Sorrolla exhibition in the Prado, Madrid


In May an exhibition dedicated to the Valencian artist, Joaquín Sorolla, will open in the Prado Museum in Madrid. The Prado in collaboration with Bancaja has reached an agreement with the Hispanic Society of America so that the 14 murals by Sorolla called ‘Vision of Spain’ which depict different Spanish cities will be brought to Spain and be exhibited as part of the exhibition – ‘Joaquín Sorolla (1863-1923)’.

The Minister of Culture, César Antonio Molina, was present at the signing of the agreement between the Chairman of Bancaja, José Luis Olivas and the Director of the Prado Museum, Miguel Zugaza.

With this exhibition it is hoped that the wishes of Sorolla to have a major exhibition in the Prado will be fulfilled.

The exhibition will occupy nine of the Prado’s rooms and it is expected to be a definitive anthology of the artist’s work.

The exhibition will be open from May 2009 until the end of September this year and will contain 88 well known paintings by Sorolla taken from collections all over the world, together with the 14 panels that make up his work the ‘Vision of Spain’.
Visitors to the exhibition will be able to see all of the artist’s most important paintings which have all be exhibited before but never together in the same exhibition.

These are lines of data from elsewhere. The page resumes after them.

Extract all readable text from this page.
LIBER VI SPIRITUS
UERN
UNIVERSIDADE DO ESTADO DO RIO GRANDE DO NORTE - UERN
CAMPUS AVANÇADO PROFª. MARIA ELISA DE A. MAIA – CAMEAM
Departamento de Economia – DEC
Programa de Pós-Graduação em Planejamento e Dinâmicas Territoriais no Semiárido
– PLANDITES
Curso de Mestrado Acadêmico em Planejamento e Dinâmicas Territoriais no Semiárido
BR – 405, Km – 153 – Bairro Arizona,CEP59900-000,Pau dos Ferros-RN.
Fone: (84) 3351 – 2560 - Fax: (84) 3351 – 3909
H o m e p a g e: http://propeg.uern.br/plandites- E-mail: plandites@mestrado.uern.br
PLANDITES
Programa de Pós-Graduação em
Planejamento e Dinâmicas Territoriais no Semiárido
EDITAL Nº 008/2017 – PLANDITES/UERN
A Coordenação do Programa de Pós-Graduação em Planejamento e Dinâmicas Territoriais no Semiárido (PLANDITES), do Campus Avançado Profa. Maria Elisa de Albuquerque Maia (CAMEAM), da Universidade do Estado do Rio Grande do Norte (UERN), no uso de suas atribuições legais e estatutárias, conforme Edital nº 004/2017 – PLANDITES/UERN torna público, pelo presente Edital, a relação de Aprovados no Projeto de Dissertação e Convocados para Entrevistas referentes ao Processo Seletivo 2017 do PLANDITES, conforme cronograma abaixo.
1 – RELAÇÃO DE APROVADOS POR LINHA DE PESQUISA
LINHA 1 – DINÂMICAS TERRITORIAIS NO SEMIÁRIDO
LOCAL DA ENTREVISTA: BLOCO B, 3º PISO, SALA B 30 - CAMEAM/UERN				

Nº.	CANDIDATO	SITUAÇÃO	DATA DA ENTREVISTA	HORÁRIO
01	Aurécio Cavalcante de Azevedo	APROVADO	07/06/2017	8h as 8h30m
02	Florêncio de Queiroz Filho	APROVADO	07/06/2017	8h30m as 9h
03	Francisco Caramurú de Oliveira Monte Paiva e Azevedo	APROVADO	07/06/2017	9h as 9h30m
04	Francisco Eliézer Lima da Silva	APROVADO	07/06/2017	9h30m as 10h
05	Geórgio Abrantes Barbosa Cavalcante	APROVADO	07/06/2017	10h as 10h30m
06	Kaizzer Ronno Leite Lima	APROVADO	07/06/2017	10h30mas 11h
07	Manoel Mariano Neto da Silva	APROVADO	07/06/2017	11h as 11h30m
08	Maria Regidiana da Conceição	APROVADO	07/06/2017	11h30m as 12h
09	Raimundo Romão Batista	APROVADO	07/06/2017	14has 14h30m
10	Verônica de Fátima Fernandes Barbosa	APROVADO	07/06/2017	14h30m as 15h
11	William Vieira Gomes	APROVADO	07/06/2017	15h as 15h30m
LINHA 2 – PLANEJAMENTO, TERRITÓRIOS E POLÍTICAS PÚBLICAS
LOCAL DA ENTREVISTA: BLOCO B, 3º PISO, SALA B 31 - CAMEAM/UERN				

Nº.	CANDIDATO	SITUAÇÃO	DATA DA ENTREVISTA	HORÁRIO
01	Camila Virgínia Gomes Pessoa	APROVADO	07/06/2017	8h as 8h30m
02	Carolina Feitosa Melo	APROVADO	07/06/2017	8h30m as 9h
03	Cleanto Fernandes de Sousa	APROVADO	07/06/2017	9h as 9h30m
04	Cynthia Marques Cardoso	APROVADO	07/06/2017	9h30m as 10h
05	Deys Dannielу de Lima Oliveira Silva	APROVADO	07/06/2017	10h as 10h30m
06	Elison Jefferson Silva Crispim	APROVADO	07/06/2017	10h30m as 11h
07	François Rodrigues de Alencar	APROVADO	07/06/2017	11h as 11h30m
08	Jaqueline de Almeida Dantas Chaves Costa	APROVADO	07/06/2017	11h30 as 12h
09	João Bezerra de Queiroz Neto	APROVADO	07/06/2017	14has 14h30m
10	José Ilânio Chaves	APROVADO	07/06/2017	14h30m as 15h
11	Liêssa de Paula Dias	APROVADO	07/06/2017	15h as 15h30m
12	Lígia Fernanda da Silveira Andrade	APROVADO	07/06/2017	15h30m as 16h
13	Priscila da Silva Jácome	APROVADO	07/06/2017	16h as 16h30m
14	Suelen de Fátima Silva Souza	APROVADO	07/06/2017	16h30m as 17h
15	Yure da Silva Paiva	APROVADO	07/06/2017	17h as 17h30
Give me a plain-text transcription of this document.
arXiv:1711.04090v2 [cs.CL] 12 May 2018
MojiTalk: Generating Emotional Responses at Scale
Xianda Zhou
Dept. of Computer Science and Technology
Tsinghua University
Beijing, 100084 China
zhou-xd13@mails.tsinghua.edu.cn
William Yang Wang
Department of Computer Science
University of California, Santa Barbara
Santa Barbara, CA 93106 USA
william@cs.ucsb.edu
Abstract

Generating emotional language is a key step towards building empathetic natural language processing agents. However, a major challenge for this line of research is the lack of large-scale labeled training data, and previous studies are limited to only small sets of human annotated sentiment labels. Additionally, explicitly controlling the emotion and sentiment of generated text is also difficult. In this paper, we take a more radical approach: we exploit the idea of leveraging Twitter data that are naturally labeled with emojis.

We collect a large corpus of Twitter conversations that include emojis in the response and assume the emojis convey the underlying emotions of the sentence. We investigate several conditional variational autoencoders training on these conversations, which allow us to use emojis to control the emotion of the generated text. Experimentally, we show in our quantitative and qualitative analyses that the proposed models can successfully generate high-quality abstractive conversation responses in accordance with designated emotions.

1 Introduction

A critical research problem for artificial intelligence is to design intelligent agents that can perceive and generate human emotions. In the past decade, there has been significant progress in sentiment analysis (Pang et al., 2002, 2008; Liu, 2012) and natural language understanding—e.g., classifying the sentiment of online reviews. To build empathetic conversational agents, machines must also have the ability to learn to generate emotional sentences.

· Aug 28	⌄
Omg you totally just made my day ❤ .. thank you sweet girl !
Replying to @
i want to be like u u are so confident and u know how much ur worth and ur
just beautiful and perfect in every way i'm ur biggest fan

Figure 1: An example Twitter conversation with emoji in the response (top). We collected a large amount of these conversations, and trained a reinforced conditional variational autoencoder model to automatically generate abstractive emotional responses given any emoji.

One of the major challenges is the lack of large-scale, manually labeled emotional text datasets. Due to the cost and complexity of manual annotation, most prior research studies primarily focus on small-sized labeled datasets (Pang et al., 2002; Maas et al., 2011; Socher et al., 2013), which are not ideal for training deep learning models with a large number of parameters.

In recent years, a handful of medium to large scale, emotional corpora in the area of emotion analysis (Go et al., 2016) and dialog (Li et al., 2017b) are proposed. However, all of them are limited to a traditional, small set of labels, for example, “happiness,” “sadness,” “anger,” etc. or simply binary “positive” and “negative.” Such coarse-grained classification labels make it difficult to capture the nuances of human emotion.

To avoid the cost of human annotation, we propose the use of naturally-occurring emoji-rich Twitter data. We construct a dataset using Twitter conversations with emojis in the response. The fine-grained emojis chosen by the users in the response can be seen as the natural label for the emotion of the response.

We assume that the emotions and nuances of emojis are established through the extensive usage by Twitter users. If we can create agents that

Amongst some of the most well known paintings by Sorolla which will be on display will be ‘Sol de tarde’, (1903) which is in the process of being restored. It will be the first time that this work, one of the artists most ambitious up to that date, will be exhibited in Spain since the purchase of this painting by Archer M. Huntington – the founder of the Hispanic Society of America. Another of the paintings included in the anthology is ‘Triste herencia’, (1899), one of Sorolla’s first major successes.